I need to execute a SELECT statement thousands of times. I have a list of 700,000 unique numbers on an excel sheet. I am using openpyxl to iterate through the excel sheet, and execute a select statement with the unique number for each row, and writing the results back to excel.
Currently, this is taking approx 50 seconds per 1000 rows, so at this rate, it will take almost 10 hours to finish. There has to be a better way.
import pyodbc
import openpyxl
import datetime
wb = openpyxl.load_workbook('doc.xlsx')
ws = wb.active
conn = pyodbc.connect(f'Driver=driver_name; '
'Server=192.168.1.111\Server,1433;'
'pool_pre_ping=True;'
'pool_recycle=3600;'
'UID=user;'
'PWD=pass;',
timeout=1
)
cursor = conn.cursor()
now = datetime.datetime.now()
for row in range(2,704246):
results = ''
number= ws.cell(row=row, column=1).value
sql = f"SELECT col1, col2 FROM database WHERE col3 = '{number}'"

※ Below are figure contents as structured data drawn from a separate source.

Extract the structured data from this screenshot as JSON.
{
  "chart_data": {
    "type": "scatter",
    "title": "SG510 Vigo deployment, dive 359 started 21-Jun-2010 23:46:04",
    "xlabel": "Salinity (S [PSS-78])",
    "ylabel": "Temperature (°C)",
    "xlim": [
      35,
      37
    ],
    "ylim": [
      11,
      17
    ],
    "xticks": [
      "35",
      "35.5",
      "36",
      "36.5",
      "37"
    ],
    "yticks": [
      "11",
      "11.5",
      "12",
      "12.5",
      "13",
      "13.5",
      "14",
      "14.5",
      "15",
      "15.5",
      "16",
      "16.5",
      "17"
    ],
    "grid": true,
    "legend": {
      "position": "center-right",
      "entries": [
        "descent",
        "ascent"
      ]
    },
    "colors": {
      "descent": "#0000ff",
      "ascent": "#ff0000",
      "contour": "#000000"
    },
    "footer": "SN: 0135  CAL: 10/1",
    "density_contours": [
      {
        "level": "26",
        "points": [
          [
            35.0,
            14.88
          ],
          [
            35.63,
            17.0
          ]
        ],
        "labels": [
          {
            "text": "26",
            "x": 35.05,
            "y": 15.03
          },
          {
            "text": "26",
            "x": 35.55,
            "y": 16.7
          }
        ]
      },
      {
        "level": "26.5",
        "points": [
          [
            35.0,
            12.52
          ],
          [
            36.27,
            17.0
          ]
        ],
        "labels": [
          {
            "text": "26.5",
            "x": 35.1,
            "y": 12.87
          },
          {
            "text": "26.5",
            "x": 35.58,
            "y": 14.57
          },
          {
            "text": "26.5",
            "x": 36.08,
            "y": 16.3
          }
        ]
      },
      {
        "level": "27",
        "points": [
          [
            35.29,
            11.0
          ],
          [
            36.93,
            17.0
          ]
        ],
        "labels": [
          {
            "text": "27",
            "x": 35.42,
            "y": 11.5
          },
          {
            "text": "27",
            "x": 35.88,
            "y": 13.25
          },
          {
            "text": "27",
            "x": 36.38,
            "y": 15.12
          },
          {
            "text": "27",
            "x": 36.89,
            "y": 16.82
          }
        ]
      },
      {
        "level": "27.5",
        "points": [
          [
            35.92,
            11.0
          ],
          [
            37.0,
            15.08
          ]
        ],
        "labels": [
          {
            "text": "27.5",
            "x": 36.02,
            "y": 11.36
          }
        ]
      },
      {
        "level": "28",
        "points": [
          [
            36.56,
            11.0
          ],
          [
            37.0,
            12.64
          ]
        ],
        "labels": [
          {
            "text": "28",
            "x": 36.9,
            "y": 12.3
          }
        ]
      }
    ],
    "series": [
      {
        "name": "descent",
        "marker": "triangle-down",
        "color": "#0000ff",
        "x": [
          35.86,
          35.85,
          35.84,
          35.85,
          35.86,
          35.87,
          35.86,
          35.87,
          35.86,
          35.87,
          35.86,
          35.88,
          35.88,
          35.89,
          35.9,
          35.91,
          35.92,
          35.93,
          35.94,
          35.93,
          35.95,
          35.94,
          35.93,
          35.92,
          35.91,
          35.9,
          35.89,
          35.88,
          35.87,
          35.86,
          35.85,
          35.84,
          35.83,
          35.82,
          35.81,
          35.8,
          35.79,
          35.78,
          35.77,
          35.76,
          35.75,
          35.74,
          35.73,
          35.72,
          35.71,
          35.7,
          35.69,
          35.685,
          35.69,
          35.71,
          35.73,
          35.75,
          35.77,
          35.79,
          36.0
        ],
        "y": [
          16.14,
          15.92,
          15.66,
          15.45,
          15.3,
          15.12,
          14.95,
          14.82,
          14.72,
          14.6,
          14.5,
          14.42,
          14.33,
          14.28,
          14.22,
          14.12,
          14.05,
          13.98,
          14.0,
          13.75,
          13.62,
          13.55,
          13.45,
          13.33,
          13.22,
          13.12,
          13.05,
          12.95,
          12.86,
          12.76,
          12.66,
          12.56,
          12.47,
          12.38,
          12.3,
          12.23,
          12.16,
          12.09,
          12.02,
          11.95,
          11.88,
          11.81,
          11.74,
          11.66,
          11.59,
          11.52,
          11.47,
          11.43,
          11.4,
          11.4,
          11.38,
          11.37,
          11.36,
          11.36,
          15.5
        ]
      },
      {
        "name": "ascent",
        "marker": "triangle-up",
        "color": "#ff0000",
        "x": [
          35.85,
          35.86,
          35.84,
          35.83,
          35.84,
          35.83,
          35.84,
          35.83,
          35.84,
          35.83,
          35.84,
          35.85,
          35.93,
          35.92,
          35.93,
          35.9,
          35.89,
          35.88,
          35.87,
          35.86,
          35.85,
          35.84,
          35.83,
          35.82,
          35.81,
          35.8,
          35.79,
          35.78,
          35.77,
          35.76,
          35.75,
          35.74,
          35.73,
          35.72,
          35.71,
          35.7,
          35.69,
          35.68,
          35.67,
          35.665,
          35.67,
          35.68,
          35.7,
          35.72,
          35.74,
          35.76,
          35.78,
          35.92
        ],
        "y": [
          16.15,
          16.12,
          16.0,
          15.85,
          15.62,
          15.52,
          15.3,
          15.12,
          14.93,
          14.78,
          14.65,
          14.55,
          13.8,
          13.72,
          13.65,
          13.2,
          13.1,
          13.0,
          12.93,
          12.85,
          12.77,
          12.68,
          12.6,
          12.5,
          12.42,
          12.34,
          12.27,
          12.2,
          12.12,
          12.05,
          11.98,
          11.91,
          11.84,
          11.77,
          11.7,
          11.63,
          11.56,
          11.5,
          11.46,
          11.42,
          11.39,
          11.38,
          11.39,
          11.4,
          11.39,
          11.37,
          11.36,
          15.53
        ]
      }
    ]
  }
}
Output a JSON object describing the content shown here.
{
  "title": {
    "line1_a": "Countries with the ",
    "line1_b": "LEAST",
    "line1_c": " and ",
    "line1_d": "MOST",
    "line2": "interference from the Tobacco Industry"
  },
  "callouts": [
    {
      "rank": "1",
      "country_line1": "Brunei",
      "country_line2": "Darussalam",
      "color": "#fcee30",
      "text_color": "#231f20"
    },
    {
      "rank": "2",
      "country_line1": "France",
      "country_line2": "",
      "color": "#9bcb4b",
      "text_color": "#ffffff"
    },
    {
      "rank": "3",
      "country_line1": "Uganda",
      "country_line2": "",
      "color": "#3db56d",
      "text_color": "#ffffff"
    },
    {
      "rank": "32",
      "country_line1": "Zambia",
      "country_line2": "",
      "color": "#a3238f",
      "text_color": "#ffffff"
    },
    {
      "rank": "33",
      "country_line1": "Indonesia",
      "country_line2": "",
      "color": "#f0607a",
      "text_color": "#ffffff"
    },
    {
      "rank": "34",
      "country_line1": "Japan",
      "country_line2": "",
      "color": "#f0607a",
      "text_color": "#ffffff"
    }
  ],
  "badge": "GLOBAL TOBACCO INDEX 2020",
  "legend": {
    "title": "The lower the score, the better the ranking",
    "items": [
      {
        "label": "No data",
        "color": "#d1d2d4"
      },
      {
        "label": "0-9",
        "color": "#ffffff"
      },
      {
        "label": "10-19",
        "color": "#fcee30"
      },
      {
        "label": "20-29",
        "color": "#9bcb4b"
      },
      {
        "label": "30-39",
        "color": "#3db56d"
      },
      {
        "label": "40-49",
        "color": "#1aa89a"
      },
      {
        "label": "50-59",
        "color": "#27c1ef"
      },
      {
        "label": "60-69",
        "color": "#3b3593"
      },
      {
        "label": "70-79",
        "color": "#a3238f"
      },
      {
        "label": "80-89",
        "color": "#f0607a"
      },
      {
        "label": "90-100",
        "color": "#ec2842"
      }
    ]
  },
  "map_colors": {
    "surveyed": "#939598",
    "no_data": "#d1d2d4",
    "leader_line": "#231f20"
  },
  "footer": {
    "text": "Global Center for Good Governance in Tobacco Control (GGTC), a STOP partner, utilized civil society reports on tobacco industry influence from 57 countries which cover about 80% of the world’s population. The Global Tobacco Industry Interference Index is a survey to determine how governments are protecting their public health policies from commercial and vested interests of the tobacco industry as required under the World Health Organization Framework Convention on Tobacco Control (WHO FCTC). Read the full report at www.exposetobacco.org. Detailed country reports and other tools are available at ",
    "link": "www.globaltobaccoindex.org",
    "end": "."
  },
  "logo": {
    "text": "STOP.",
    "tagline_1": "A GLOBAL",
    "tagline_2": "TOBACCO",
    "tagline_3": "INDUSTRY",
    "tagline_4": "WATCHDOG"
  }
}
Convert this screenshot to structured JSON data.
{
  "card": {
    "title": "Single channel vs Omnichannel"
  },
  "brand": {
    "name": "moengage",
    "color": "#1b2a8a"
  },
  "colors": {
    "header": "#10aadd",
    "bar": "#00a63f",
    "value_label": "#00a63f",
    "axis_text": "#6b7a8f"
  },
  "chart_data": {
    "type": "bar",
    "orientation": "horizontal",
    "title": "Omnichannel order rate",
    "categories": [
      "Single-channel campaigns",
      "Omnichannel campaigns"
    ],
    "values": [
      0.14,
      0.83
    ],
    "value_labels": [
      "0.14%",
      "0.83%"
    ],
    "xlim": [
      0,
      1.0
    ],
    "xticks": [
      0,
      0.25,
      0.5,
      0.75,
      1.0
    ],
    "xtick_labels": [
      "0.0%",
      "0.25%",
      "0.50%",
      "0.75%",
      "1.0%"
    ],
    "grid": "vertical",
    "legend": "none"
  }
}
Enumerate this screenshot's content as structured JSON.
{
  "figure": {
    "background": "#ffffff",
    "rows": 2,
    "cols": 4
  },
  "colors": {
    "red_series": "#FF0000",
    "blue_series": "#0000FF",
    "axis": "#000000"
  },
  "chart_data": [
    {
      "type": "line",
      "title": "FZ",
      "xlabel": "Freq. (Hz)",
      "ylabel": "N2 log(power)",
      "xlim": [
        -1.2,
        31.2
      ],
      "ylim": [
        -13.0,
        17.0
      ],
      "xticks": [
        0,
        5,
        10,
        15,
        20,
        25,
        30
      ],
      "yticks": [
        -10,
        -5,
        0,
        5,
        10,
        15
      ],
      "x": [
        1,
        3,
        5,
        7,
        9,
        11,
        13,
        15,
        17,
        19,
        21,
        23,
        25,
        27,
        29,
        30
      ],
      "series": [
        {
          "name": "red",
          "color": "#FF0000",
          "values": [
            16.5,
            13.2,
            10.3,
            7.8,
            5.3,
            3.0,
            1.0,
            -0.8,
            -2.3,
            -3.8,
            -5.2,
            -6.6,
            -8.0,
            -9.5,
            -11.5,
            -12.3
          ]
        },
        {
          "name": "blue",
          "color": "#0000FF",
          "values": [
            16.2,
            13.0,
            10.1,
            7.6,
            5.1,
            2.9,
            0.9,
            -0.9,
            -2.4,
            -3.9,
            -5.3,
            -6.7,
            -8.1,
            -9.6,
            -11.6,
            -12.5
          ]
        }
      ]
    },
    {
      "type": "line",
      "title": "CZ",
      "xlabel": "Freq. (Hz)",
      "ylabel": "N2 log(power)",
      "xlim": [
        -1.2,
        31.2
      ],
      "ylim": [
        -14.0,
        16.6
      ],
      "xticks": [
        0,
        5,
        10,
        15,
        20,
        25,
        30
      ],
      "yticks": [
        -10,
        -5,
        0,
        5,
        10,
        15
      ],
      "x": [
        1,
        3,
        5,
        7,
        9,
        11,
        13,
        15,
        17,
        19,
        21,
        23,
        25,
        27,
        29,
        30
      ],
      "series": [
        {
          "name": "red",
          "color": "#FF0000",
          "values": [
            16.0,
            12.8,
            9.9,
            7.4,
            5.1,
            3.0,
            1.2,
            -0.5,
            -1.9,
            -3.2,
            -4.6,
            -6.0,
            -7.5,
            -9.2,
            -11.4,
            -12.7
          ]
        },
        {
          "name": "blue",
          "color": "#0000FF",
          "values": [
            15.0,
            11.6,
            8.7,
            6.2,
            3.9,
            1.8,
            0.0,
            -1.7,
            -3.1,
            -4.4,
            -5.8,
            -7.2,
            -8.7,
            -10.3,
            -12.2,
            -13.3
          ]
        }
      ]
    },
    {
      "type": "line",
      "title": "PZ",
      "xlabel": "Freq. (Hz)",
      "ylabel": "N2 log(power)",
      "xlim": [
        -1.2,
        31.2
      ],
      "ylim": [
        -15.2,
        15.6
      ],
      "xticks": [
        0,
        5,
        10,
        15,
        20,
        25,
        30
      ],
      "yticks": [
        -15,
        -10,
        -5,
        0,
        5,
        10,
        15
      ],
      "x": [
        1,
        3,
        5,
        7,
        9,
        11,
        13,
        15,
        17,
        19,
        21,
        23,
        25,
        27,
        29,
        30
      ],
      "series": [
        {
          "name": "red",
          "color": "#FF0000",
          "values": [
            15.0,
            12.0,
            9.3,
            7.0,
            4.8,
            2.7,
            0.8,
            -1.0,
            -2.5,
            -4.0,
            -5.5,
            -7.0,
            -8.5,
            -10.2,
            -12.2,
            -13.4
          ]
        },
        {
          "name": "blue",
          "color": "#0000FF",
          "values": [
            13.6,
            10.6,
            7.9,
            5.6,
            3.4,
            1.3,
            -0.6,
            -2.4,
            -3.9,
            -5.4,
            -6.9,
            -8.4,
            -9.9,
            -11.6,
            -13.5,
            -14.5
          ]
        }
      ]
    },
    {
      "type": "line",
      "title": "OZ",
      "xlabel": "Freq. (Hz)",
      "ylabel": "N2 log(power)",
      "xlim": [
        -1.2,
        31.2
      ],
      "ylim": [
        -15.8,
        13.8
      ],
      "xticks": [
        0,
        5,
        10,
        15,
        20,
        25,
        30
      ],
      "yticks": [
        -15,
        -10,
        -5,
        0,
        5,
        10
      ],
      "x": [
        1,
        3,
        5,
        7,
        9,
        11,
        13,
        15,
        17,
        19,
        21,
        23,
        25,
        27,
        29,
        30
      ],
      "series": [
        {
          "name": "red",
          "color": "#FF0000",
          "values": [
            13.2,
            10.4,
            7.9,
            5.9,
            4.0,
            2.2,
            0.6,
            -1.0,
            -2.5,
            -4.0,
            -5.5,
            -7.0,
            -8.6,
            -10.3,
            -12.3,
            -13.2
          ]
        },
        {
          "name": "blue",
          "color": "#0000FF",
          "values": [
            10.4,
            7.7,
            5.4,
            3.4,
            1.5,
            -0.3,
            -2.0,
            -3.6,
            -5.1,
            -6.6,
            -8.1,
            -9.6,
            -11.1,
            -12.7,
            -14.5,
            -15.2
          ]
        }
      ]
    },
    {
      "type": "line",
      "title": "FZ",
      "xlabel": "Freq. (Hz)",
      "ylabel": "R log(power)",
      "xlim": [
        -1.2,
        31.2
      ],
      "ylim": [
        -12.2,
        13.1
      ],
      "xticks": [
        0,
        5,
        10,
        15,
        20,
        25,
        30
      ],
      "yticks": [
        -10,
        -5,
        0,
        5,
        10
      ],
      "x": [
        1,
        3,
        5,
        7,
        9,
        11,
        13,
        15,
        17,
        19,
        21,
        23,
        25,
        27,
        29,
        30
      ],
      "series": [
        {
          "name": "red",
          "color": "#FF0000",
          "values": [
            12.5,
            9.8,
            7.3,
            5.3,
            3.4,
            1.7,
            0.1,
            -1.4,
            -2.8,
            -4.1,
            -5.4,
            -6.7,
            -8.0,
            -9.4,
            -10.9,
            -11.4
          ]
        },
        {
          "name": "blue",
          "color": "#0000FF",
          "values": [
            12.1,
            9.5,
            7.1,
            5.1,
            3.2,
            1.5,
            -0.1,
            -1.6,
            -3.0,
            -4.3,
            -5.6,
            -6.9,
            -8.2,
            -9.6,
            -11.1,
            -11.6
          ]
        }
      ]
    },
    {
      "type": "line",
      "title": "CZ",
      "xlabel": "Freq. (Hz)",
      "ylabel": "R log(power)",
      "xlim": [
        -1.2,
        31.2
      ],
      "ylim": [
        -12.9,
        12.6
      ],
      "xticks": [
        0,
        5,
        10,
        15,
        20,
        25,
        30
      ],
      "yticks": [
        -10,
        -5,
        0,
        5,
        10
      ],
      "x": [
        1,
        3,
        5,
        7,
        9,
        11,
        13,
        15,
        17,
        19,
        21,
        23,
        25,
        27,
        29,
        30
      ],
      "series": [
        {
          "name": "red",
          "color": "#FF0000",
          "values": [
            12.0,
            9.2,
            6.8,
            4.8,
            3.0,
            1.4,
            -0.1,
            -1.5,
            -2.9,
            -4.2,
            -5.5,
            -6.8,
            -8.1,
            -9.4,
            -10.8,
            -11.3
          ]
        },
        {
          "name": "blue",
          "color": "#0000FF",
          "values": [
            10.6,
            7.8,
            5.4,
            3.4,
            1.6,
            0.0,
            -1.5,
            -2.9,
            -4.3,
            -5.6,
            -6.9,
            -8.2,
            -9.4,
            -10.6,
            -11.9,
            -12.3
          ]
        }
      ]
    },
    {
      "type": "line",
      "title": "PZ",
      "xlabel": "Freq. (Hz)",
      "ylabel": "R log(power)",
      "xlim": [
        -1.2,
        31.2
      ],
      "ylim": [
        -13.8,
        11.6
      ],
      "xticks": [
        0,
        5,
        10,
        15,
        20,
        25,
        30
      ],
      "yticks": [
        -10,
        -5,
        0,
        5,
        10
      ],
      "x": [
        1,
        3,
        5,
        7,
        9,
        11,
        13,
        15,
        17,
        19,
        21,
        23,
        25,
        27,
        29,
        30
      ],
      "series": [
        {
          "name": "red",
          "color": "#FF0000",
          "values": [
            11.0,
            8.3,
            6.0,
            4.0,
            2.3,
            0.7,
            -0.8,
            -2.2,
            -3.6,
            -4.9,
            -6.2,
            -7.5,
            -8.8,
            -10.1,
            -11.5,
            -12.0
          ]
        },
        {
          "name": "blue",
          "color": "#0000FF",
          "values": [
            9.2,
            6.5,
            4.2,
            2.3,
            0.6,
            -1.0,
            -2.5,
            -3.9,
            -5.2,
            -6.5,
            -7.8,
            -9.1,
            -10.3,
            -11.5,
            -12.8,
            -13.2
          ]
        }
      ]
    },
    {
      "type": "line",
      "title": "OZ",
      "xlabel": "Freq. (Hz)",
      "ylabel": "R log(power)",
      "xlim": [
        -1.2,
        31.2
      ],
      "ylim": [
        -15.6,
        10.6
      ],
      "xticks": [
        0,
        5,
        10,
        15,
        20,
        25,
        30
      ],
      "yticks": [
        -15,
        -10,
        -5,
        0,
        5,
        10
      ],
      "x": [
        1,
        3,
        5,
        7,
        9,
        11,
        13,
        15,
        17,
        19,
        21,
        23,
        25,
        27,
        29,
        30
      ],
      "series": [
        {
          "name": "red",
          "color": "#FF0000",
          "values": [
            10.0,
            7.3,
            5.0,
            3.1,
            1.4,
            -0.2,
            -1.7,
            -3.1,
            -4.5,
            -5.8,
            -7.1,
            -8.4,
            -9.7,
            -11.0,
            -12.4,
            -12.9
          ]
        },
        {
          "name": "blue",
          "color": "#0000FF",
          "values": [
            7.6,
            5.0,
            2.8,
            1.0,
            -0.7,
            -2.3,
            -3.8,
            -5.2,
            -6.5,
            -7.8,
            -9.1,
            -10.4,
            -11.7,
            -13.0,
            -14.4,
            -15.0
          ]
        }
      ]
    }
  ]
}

matches = cursor.execute(sql).fetchall()
for x, y in enumerate(matches):
result = str(y[0]) + ' & ' + str(y[1])
if x == 0:
results = result
else:
results = results + f', {result}'
if row % 1000 == 0:
print(f'Row = {row}, time - {datetime.datetime.now() - now}')
ws.cell(row=row, column=2).value = results
wb.save('doc.xlsx')
print('DONE')